Introduction to Matplotlib Animation

Data visualization is an important aspect of data analysis. While tables and statistics provide numerical results, visualizations aid in understanding patterns and trends within the data.

Matplotlib is a popular Python library for 2D-plotting, which offers a range of visualization tools. One such tool is its animation function, which allows for the creation of interactive visualizations.

In this article, we will explore the animation function of Matplotlib in detail, including its installation process, its various functionalities, and how it can be used to create interactive visualizations with user input.

Explanation of Matplotlib Library

Before diving into the details of the animation function, let’s delve into Matplotlib briefly. Matplotlib is a 2D plotting library used for creating professional-quality figures.

Its primary object hierarchy consists of a figure class followed by axes, artists, and canvas. A figure is the window that shows plotted data.

Axes are the number lines and ticks surrounding the axes, while artists are individual objects such as text, lines, scatter plots, and images that are added to the axes. Canvas is a layer that contains the figure and the axes.to Animation Function

The animation keyword in Matplotlib allows for the creation of animated visualizations that convey changes in the data over time.

Animations are generated by sequentially updating the axes artists (line, plot, image, text, scatter, etc.) in a loop. The function for creating animation is included in the matplotlib.animation module, and it requires the creation of a figure and axes.

Use of Animation with User Input

One of the key benefits of the Matplotlib animation function is its ability to create interactive visualizations. The function incorporates user input, such as mouse clicks and key presses, to dynamically update the visualization.

By using animations and user input, data analysts can create more meaningful and engaging visualizations. As a result, end-users can interact with the visualizations, leading to better insights and understanding of the data.

Installing Matplotlib in Python

Matplotlib is a third-party package, and before installation, NumPy must be installed because it provides array objects for Matplotlib to plot. NumPy is a Python package that is required for scientific computing and technical applications.

Most Python software packages can be installed using the pip command, which is a package manager that simplifies the installation process. The following steps provide a guide on how to install Matplotlib in Python:


Open a terminal window. 2.

Enter the following command to install NumPy:

pip install numpy

3. Once NumPy is installed, enter the following command to install Matplotlib:

pip install matplotlib


Finally, you can import Matplotlib using the following command:

import matplotlib.pyplot as plt

The above command imports the pyplot module of Matplotlib.

Dependence on NumPy

NumPy is a critical package for scientific computing in Python.

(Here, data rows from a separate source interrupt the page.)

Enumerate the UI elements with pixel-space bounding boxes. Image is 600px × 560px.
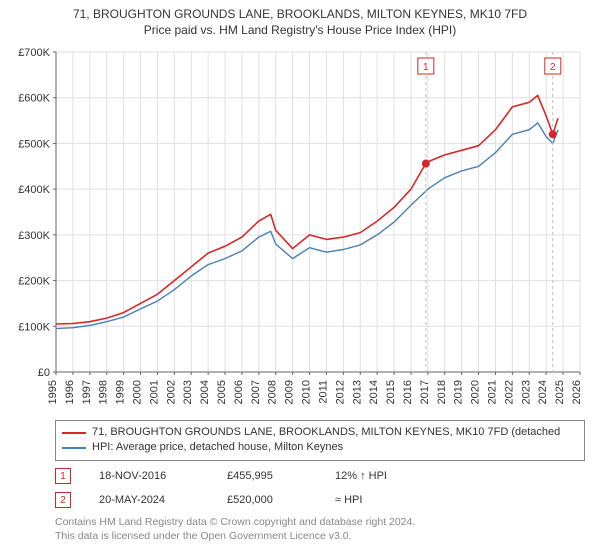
svg-text:2023: 2023 xyxy=(520,380,532,404)
title-line-2: Price paid vs. HM Land Registry's House … xyxy=(0,22,600,38)
svg-text:2005: 2005 xyxy=(216,380,228,404)
svg-text:2024: 2024 xyxy=(537,380,549,404)
svg-text:1995: 1995 xyxy=(47,380,59,404)
svg-text:2007: 2007 xyxy=(250,380,262,404)
svg-text:2022: 2022 xyxy=(503,380,515,404)
event-row-2: 2 20-MAY-2024 £520,000 ≈ HPI xyxy=(55,488,585,512)
svg-text:2002: 2002 xyxy=(165,380,177,404)
svg-text:1999: 1999 xyxy=(115,380,127,404)
svg-text:2016: 2016 xyxy=(402,380,414,404)
svg-text:2026: 2026 xyxy=(571,380,583,404)
footer-line-1: Contains HM Land Registry data © Crown c… xyxy=(55,516,585,530)
event-date-1: 18-NOV-2016 xyxy=(99,470,199,482)
svg-text:2017: 2017 xyxy=(419,380,431,404)
svg-text:£300K: £300K xyxy=(18,230,50,242)
chart-container: 71, BROUGHTON GROUNDS LANE, BROOKLANDS, … xyxy=(0,0,600,560)
footer-line-2: This data is licensed under the Open Gov… xyxy=(55,530,585,544)
event-badge-2: 2 xyxy=(55,492,71,508)
svg-text:2001: 2001 xyxy=(148,380,160,404)
svg-text:2021: 2021 xyxy=(486,380,498,404)
chart-area: £0 £100K £200K £300K £400K £500K £600K £700K 199… xyxy=(8,44,592,414)
svg-text:2011: 2011 xyxy=(317,380,329,404)
svg-text:1996: 1996 xyxy=(64,380,76,404)
svg-text:2000: 2000 xyxy=(132,380,144,404)
footer: Contains HM Land Registry data © Crown c… xyxy=(55,516,585,543)
svg-text:2013: 2013 xyxy=(351,380,363,404)
svg-text:£700K: £700K xyxy=(18,47,50,59)
event-price-1: £455,995 xyxy=(227,470,307,482)
event-badge-1: 1 xyxy=(55,468,71,484)
svg-text:2014: 2014 xyxy=(368,380,380,404)
event-hpi-1: 12% ↑ HPI xyxy=(335,470,445,482)
svg-text:£100K: £100K xyxy=(18,321,50,333)
svg-text:2010: 2010 xyxy=(301,380,313,404)
svg-text:2009: 2009 xyxy=(284,380,296,404)
legend-swatch-2 xyxy=(62,447,86,449)
event-row-1: 1 18-NOV-2016 £455,995 12% ↑ HPI xyxy=(55,464,585,488)
legend-swatch-1 xyxy=(62,432,86,434)
legend-label-2: HPI: Average price, detached house, Milt… xyxy=(92,440,343,455)
event-price-2: £520,000 xyxy=(227,494,307,506)
svg-text:1998: 1998 xyxy=(98,380,110,404)
svg-text:2025: 2025 xyxy=(554,380,566,404)
svg-text:2018: 2018 xyxy=(436,380,448,404)
title-line-1: 71, BROUGHTON GROUNDS LANE, BROOKLANDS, … xyxy=(0,6,600,22)
svg-text:2003: 2003 xyxy=(182,380,194,404)
event-hpi-2: ≈ HPI xyxy=(335,494,445,506)
svg-text:2019: 2019 xyxy=(453,380,465,404)
svg-text:2008: 2008 xyxy=(267,380,279,404)
event-date-2: 20-MAY-2024 xyxy=(99,494,199,506)
events-table: 1 18-NOV-2016 £455,995 12% ↑ HPI 2 20-MA… xyxy=(55,464,585,512)
svg-text:1: 1 xyxy=(423,62,429,73)
svg-text:2: 2 xyxy=(550,62,556,73)
svg-text:1997: 1997 xyxy=(81,380,93,404)
svg-text:£600K: £600K xyxy=(18,93,50,105)
legend: 71, BROUGHTON GROUNDS LANE, BROOKLANDS, … xyxy=(55,420,585,461)
svg-text:£0: £0 xyxy=(38,367,50,379)
svg-text:2004: 2004 xyxy=(199,380,211,404)
legend-label-1: 71, BROUGHTON GROUNDS LANE, BROOKLANDS, … xyxy=(92,425,560,440)
title-block: 71, BROUGHTON GROUNDS LANE, BROOKLANDS, … xyxy=(0,0,600,38)
svg-text:2012: 2012 xyxy=(334,380,346,404)
svg-text:£400K: £400K xyxy=(18,184,50,196)
svg-text:2006: 2006 xyxy=(233,380,245,404)
chart-svg: £0 £100K £200K £300K £400K £500K £600K £700K 199… xyxy=(8,44,592,414)
svg-text:£200K: £200K xyxy=(18,276,50,288)
svg-text:£500K: £500K xyxy=(18,138,50,150)
svg-text:2020: 2020 xyxy=(470,380,482,404)
legend-row-2: HPI: Average price, detached house, Milt… xyxy=(62,440,578,455)
legend-row-1: 71, BROUGHTON GROUNDS LANE, BROOKLANDS, … xyxy=(62,425,578,440)
svg-text:2015: 2015 xyxy=(385,380,397,404)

Without NumPy, Matplotlib cannot plot data objects.

NumPy provides a numerical array by allowing mathematical operations on arrays. It facilitates the foundation of multiple scientific libraries and applications in Python.

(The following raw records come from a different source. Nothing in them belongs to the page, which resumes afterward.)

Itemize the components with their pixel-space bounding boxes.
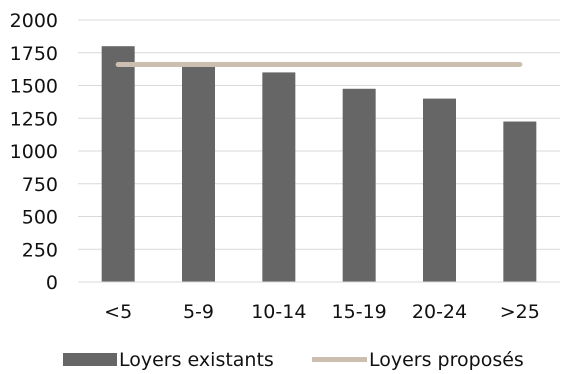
bar-3 bbox=[262, 72, 296, 283]
y-tick-label: 1750 bbox=[10, 43, 58, 65]
y-tick-label: 1500 bbox=[10, 76, 58, 98]
legend-swatch-loyers-existants bbox=[63, 353, 117, 366]
x-tick-label: 5-9 bbox=[183, 301, 214, 323]
x-tick-label: 10-14 bbox=[251, 301, 306, 323]
x-axis-tick-labels: <5 5-9 10-14 15-19 20-24 >25 bbox=[104, 301, 540, 323]
bar-6 bbox=[503, 121, 537, 283]
bar-5 bbox=[423, 98, 456, 282]
y-tick-label: 750 bbox=[22, 174, 58, 196]
x-tick-label: 20-24 bbox=[412, 301, 467, 323]
bars-loyers-existants bbox=[101, 46, 537, 283]
legend-label-loyers-existants: Loyers existants bbox=[119, 349, 274, 371]
bar-1 bbox=[101, 46, 135, 283]
y-tick-label: 500 bbox=[22, 207, 58, 229]
x-tick-label: 15-19 bbox=[332, 301, 387, 323]
legend-swatch-loyers-proposes bbox=[312, 357, 367, 362]
y-tick-label: 1000 bbox=[10, 141, 58, 163]
x-tick-label: >25 bbox=[500, 301, 540, 323]
y-tick-label: 1250 bbox=[10, 108, 58, 130]
y-tick-label: 2000 bbox=[10, 10, 58, 32]
bar-2 bbox=[182, 63, 215, 283]
bar-4 bbox=[342, 88, 376, 283]
gridlines bbox=[78, 19, 560, 283]
y-axis-tick-labels: 0 250 500 750 1000 1250 1500 1750 2000 bbox=[10, 10, 58, 294]
x-tick-label: <5 bbox=[104, 301, 132, 323]
y-tick-label: 250 bbox=[22, 239, 58, 261]
legend: Loyers existants Loyers proposés bbox=[63, 349, 524, 371]
legend-label-loyers-proposes: Loyers proposés bbox=[369, 349, 524, 371]
y-tick-label: 0 bbox=[46, 272, 58, 294]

These libraries manipulate data using NumPy arrays to build visualization libraries, machine learning, and deep learning, among other scientific packages.

Installation process

Installing Matplotlib is relatively easy, with the pip command executing the installation. However, you should be mindful of the version, as the library has evolved over several versions with varying functionalities.

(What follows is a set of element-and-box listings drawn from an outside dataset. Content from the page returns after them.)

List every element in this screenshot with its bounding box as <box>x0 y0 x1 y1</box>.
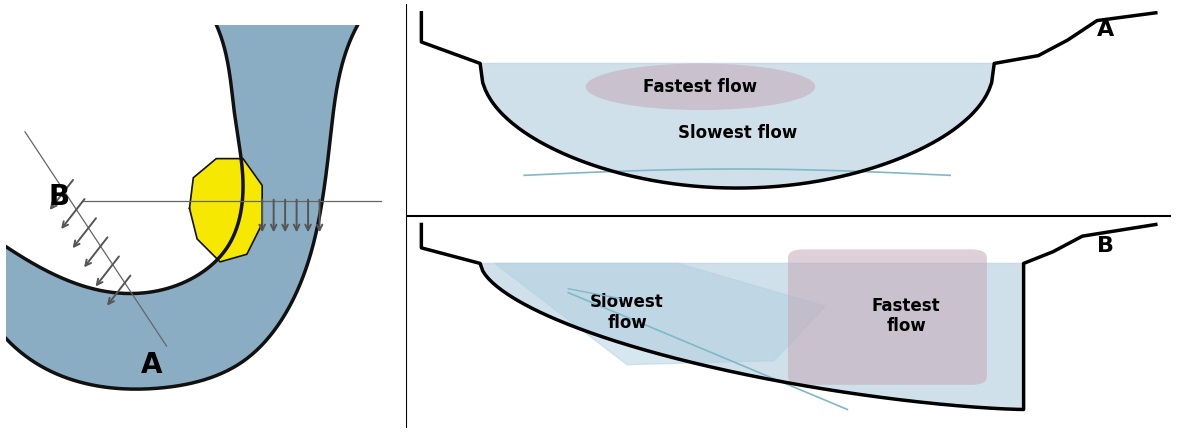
Text: Fastest
flow: Fastest flow <box>872 297 940 335</box>
Polygon shape <box>480 264 1024 410</box>
Ellipse shape <box>586 64 816 110</box>
Text: Slowest flow: Slowest flow <box>678 124 797 142</box>
Polygon shape <box>480 64 995 188</box>
Text: A: A <box>140 351 162 379</box>
Text: A: A <box>1097 20 1115 40</box>
FancyBboxPatch shape <box>787 249 986 385</box>
Polygon shape <box>494 264 825 365</box>
Text: B: B <box>49 183 69 211</box>
Text: Fastest flow: Fastest flow <box>644 78 758 96</box>
Text: Slowest
flow: Slowest flow <box>590 293 664 331</box>
Text: B: B <box>1097 236 1115 256</box>
Polygon shape <box>6 25 358 389</box>
Polygon shape <box>189 159 262 262</box>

The official documentation provides information on how to migrate to the latest version of Matplotlib, as well as an installation guide.


In conclusion, Matplotlib is an essential tool for data visualization, providing a vast range of visualization tools for data analysts. One of the most remarkable functionalities is the animation function that facilitates the creation of interactive visualizations.

With the correct installation of Matplotlib and its dependence on NumPy, analysts can create meaningful visualizations using the function while incorporating user input. The above guide is an excellent starting point in developing simple and interactive visualizations with Matplotlib in Python.

Creating Animation in Matplotlib

In the previous section, we discussed the concept and significance of animations in Matplotlib visualizations. In this section, we will explore the mechanics of creating animations using the FuncAnimation class in Matplotlib.to FuncAnimation Class

FuncAnimation is a class in Matplotlib’s animation module that renders a sequence of frames to create an animation.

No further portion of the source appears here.